ぶわりと鳥肌が立つ。私が大賞なんだ、あのハルの作品を差し置いて、私が……。
「大賞は、メイサさんの小説――」
「ありえません!」
叫び声が司会の声を遮る。声の方を見れば、審査員席にいた神秘の星の審査員が立ち上がっていた。
「小説が、言葉が大賞!?そんなものは私たちへの冒涜ではありませんか!そんなこと許すわけがないでしょう!?」
審査員がそう叫ぶと、フードの下から巨大な狼がのそりと這い出してきた。それを見るとフェルカは、うわ、と声を漏らす。
「なにやってんだか、あれ制御できなくなってるね」
「制御?」
「うん。あれ、皆に見えてるよ」
当然コンテストどころの話ではなくなって会場は阿鼻叫喚。人々は逃げまどい、狼は逃げ遅れた人を襲い始める。思念体を操れる人は少ない。なすすべもなく思念体が砕けていく様を見ていることしかできない。

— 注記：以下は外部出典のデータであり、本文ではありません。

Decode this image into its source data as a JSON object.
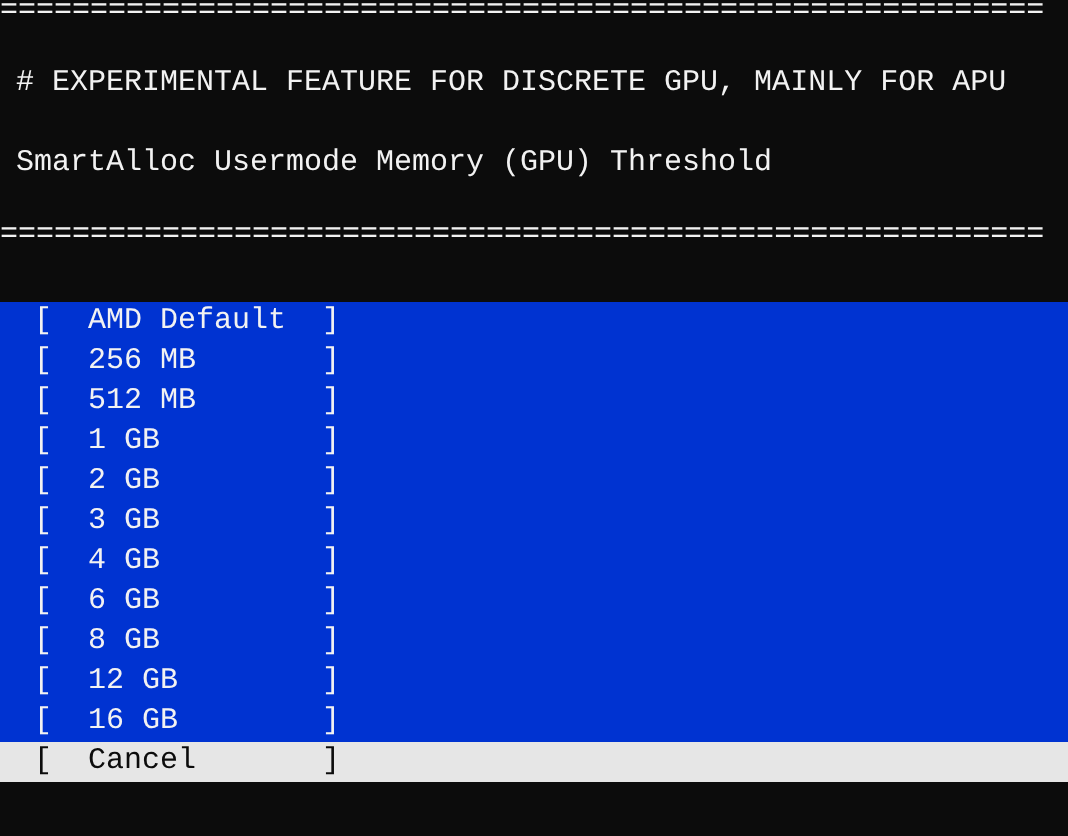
{
  "terminal": {
    "lines": [
      {
        "kind": "rule",
        "text": "=========================================================="
      },
      {
        "kind": "blank"
      },
      {
        "kind": "text",
        "text": "# EXPERIMENTAL FEATURE FOR DISCRETE GPU, MAINLY FOR APU"
      },
      {
        "kind": "blank"
      },
      {
        "kind": "text",
        "text": "SmartAlloc Usermode Memory (GPU) Threshold"
      },
      {
        "kind": "blank"
      },
      {
        "kind": "rule",
        "text": "=========================================================="
      }
    ]
  },
  "menu": {
    "items": [
      {
        "text": "[  AMD Default  ]",
        "selected": false
      },
      {
        "text": "[  256 MB       ]",
        "selected": false
      },
      {
        "text": "[  512 MB       ]",
        "selected": false
      },
      {
        "text": "[  1 GB         ]",
        "selected": false
      },
      {
        "text": "[  2 GB         ]",
        "selected": false
      },
      {
        "text": "[  3 GB         ]",
        "selected": false
      },
      {
        "text": "[  4 GB         ]",
        "selected": false
      },
      {
        "text": "[  6 GB         ]",
        "selected": false
      },
      {
        "text": "[  8 GB         ]",
        "selected": false
      },
      {
        "text": "[  12 GB        ]",
        "selected": false
      },
      {
        "text": "[  16 GB        ]",
        "selected": false
      },
      {
        "text": "[  Cancel       ]",
        "selected": true
      }
    ]
  }
}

「――人間ってこういう、本の発表の時ってパーティとかするんだっけ?」
ふと、彼がそう呟いた。こんな大変な状況で何を、と、彼の方へ目をやった。隣の彼はというと目を爛々と輝かせて、大層きれいな顔に下手くそな笑顔を浮かべている。
「僕、結構本気で嬉しくてさぁ。強制的に皆に共有させていい?そしたらどうせアレも止まるし」
「……ハハ、やってみる?」
そんな絵空事を口にした。普段なら絶対に言わないそれも、これ以上ない高揚感の中じゃ誤差みたいなものだった。
きっと私も下手くそに口角を上げて笑っている。
そんな私に、彼はもっと挑戦的にニィッと口角を吊り上げた。